Le parquet général, qui exerce les fonctions du ministère public devant la cour d’appel, a décidé de faire appel de la décision du tribunal de première instance de relaxer le père de famille qui cultivait du cannabis pour soulager son fils épileptique, alors même que la procureure de la République n’avait, elle, pas fait appel de ce jugement. Me Millet estime que ce dossier « fait les frais de la guerre entre le parquet de première instance et le parquet général » et affirme qu’en Polynésie, « on condamne et on emprisonne deux fois plus qu’en France métropolitaine » dans les affaires de cannabis.
Cette affaire dont la genèse remonte à 2011 n’est pas près de se terminer. À cette époque, le fils de Ariimatatini Vairaaroa commence à être atteint de crises d’épilepsie sévères, qui résistent aux traitements conventionnels et au ra’au tahiti. Le père de famille va se mettre à cultiver du cannabis dans le jardin familial de Taravao. Les forces de l’ordre y trouveront une centaine de pieds, à partir desquels est élaborée l’huile qui soulage le garçon, aujourd’hui âgé de 13 ans.
Le procureur de l’époque, Hervé Leroy, lance les poursuites judiciaires. Lors de l’audience du 14 juin dernier, fait extrêmement rare, le ministère public avait requis une dispense de peine en rappelant que le droit français permet au parquet de juger de l’opportunité des poursuites. Il avait été suivi par les juges, une décision saluée par le défenseur de Ariimatatini Vairaaroa, Me Thibault Millet.
Ce dernier a appris en fin de semaine dernière que le parquet général – qui exerce les fonctions du ministère public devant la cour d’appel – a décidé de faire appel de cette décision. Le parquet du tribunal judiciaire, dirigée par la procureure de la République Solène Belaouar, avait choisi de ne pas le faire, mais le parquet général en a également le pouvoir. Le substitut général Jacques Louvier confirme : la relaxe « ne correspond pas à ce que prévoit la loi », dit-il, et pour lui « l’opportunité des poursuites » évoquée en première instance va bien dans le sens d’un nouveau procès. Le père de famille, en état de récidive, risque deux ans d’emprisonnement.
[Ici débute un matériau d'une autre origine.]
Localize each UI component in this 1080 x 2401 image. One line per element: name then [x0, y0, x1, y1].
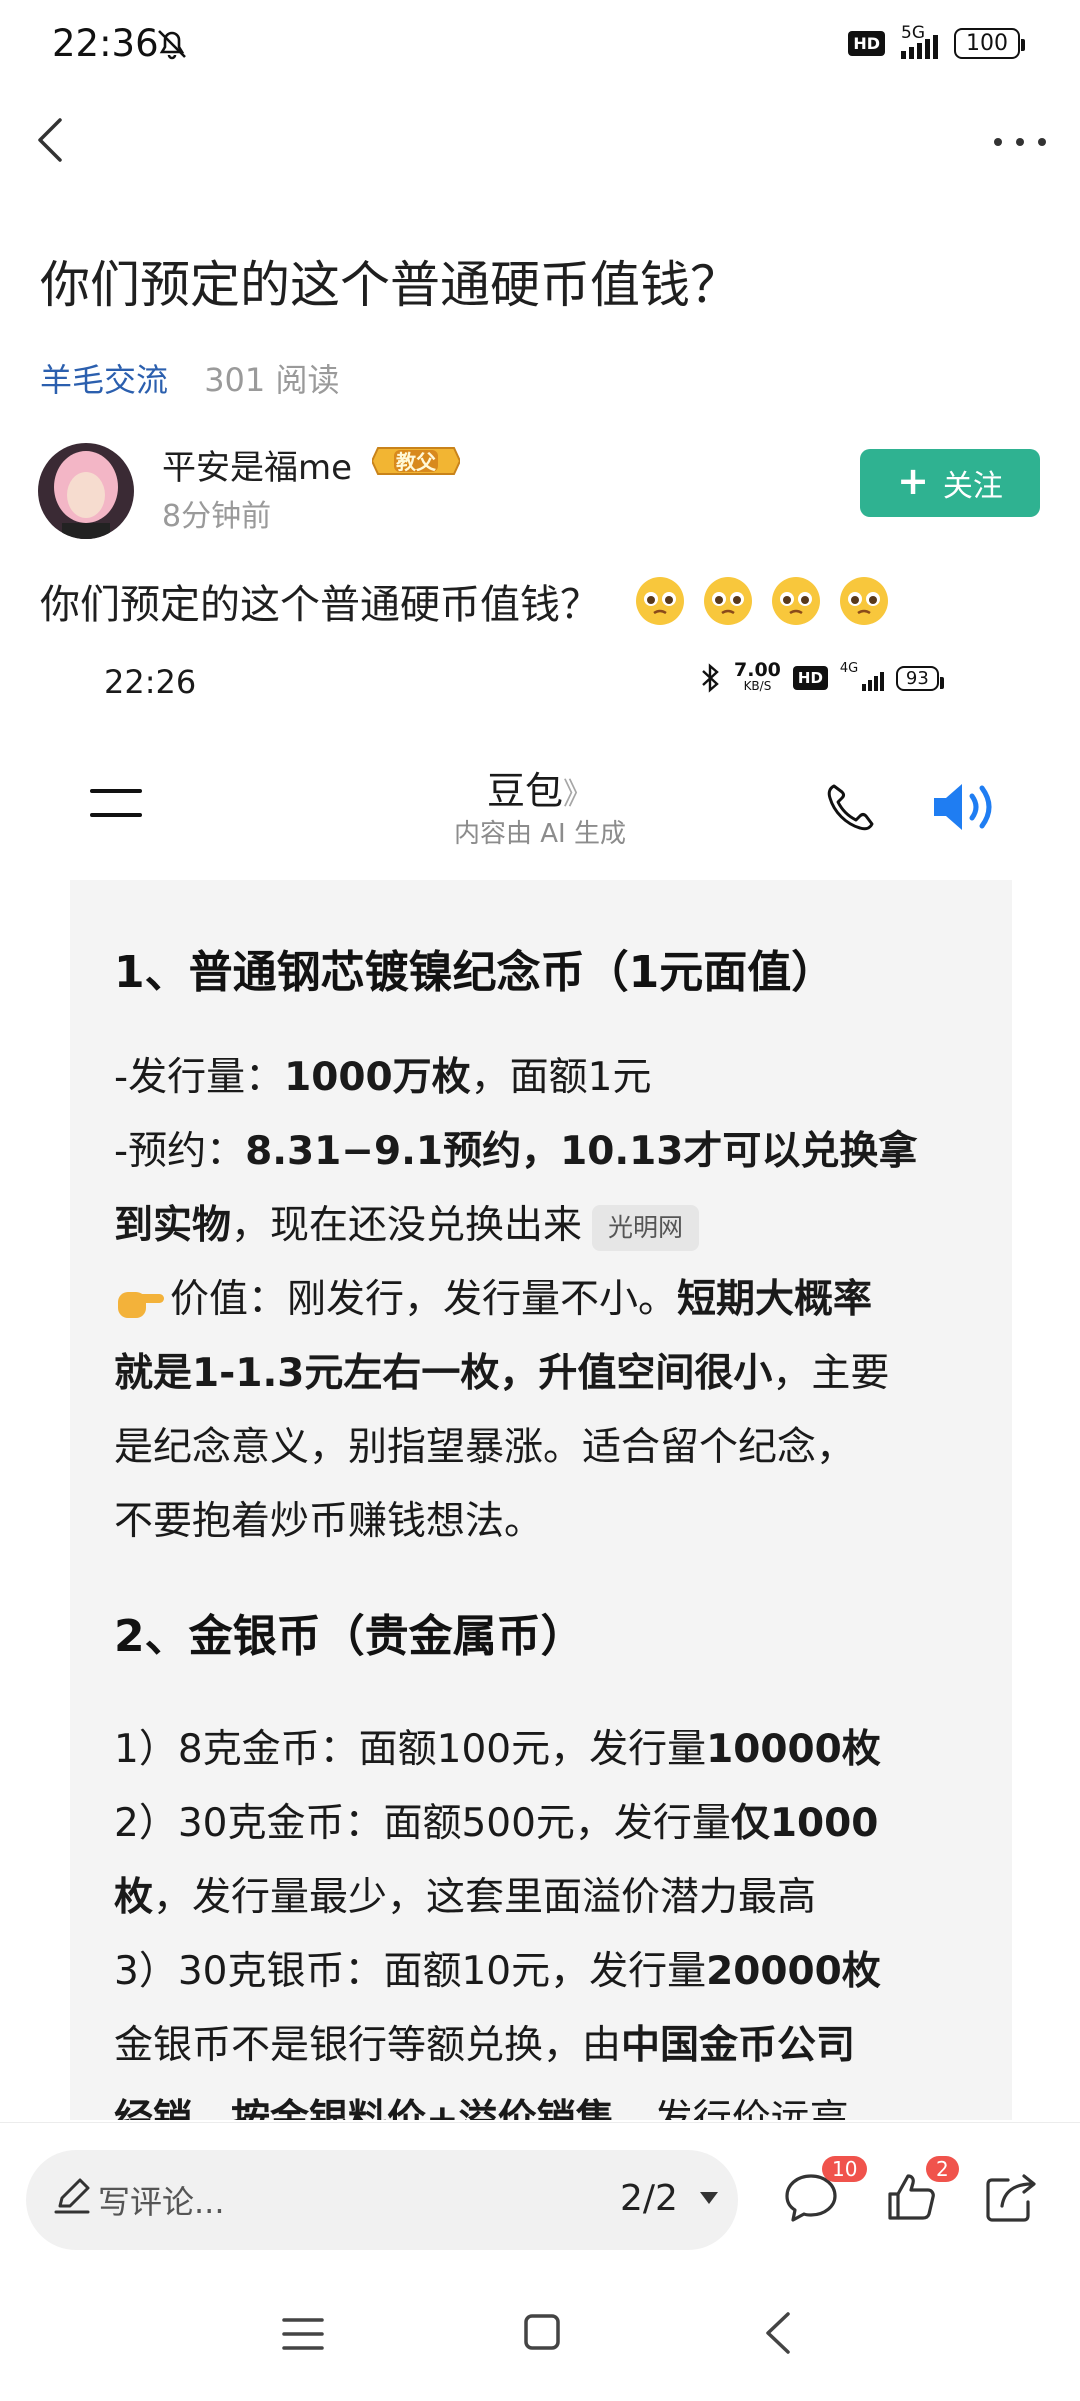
embedded-status-time: 22:26 — [104, 663, 197, 701]
share-icon[interactable] — [982, 2168, 1040, 2226]
net-speed: 7.00 KB/S — [734, 659, 781, 694]
status-right: HD 5G 100 — [848, 23, 1025, 59]
ai-answer-card: 1、普通钢芯镀镍纪念币（1元面值） -发行量：1000万枚，面额1元 -预约：8… — [70, 880, 1012, 2120]
page-indicator[interactable]: 2/2 — [620, 2178, 678, 2219]
embedded-status-right: 7.00 KB/S HD 4G 93 — [700, 659, 944, 694]
answer-line: 到实物，现在还没兑换出来 光明网 — [114, 1189, 984, 1263]
bluetooth-icon — [702, 663, 719, 693]
embedded-hd-badge: HD — [792, 666, 828, 690]
pleading-emoji-icon — [772, 577, 820, 625]
embedded-battery-icon: 93 — [895, 665, 944, 691]
section-heading: 1、普通钢芯镀镍纪念币（1元面值） — [114, 947, 836, 998]
like-count-badge: 2 — [926, 2156, 959, 2182]
answer-line: -预约：8.31−9.1预约，10.13才可以兑换拿 — [114, 1129, 918, 1174]
more-icon[interactable] — [980, 112, 1060, 172]
post-meta: 羊毛交流 301 阅读 — [40, 355, 339, 401]
nav-home-icon[interactable] — [522, 2312, 562, 2352]
nav-back-icon[interactable] — [758, 2310, 798, 2356]
pleading-emoji-icon — [840, 577, 888, 625]
caret-down-icon[interactable] — [698, 2190, 720, 2206]
network-label: 5G — [901, 22, 925, 43]
plus-icon: + — [897, 459, 929, 503]
pleading-emoji-icon — [636, 577, 684, 625]
hd-badge: HD — [848, 31, 885, 56]
ai-note: 内容由 AI 生成 — [454, 819, 626, 849]
author-badge: 教父 — [372, 442, 460, 480]
signal-icon: 5G — [901, 23, 938, 59]
follow-label: 关注 — [942, 469, 1003, 504]
answer-line: -发行量：1000万枚，面额1元 — [114, 1055, 652, 1100]
answer-line: 经销，按金银料价+溢价销售，发行价远高 — [114, 2097, 849, 2120]
answer-line: 1）8克金币：面额100元，发行量10000枚 — [114, 1727, 881, 1772]
embedded-signal-icon: 4G — [840, 661, 884, 691]
status-time: 22:36 — [52, 22, 159, 65]
answer-line: 是纪念意义，别指望暴涨。适合留个纪念， — [114, 1425, 856, 1470]
nav-recents-icon[interactable] — [282, 2316, 324, 2352]
answer-line: 2）30克金币：面额500元，发行量仅1000 — [114, 1801, 879, 1846]
app-title[interactable]: 豆包》 — [0, 760, 1080, 815]
answer-line: 枚，发行量最少，这套里面溢价潜力最高 — [114, 1875, 817, 1920]
source-chip[interactable]: 光明网 — [592, 1204, 700, 1251]
answer-line: 3）30克银币：面额10元，发行量20000枚 — [114, 1949, 881, 1994]
comment-count-badge: 10 — [822, 2156, 868, 2182]
post-body: 你们预定的这个普通硬币值钱？ — [40, 572, 890, 630]
answer-line: 不要抱着炒币赚钱想法。 — [114, 1499, 544, 1544]
read-count: 301 阅读 — [204, 361, 340, 399]
follow-button[interactable]: + 关注 — [860, 449, 1040, 517]
status-bar: 22:36 HD 5G 100 — [0, 0, 1080, 95]
answer-line: 金银币不是银行等额兑换，由中国金币公司 — [114, 2023, 856, 2068]
back-icon[interactable] — [20, 108, 80, 168]
post-title: 你们预定的这个普通硬币值钱？ — [40, 256, 740, 314]
badge-label: 教父 — [396, 450, 436, 474]
author-name[interactable]: 平安是福me — [162, 440, 352, 489]
battery-icon: 100 — [954, 28, 1025, 59]
category-link[interactable]: 羊毛交流 — [40, 361, 168, 399]
comment-placeholder[interactable]: 写评论... — [98, 2177, 225, 2223]
post-time: 8分钟前 — [162, 499, 272, 534]
bell-muted-icon — [158, 30, 186, 60]
pleading-emoji-icon — [704, 577, 752, 625]
speaker-icon[interactable] — [930, 778, 1004, 836]
pen-icon — [54, 2178, 90, 2214]
phone-icon[interactable] — [822, 780, 878, 836]
answer-line: 就是1-1.3元左右一枚，升值空间很小，主要 — [114, 1351, 890, 1396]
answer-line: 价值：刚发行，发行量不小。短期大概率 — [114, 1263, 984, 1337]
avatar[interactable] — [38, 443, 134, 539]
section-heading: 2、金银币（贵金属币） — [114, 1611, 585, 1662]
pointing-hand-icon — [118, 1291, 164, 1318]
post-body-text: 你们预定的这个普通硬币值钱？ — [40, 582, 600, 628]
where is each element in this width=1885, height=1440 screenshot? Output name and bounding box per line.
Me Millet, qui parlait alors de « justice à visage humain », Il poursuit : « C’est révoltant parce qu’il me semble que toute la Polynéie avait été émue par cette histoire tragique. » Il estime que son client fait les frais de la guerre larvée entre magistrats qui agite le palais de justice depuis plusieurs mois et qui a provoqué une quatrième inspection en trois ans.
L’avocat dénonce aujourd’hui un « parquet général manifestement radicalisé » et « une politique pénale extrémiste et déshumanisée qui va infliger un nouveau procès à cette famille qui ne cherche qu’une chose: soigner son enfant en paix. » Et il souligne que la justice en Polynésie est particulièrement répressive sur le sujet : « On vient condammner deux fois plus qu’en France métropolitaine, on vient emprisonner deux fois plus. »
Rappelons que le projet de loi du Pays qui autoriserait la culture du cannabis à des fins thérapeutiques est toujours en préparation.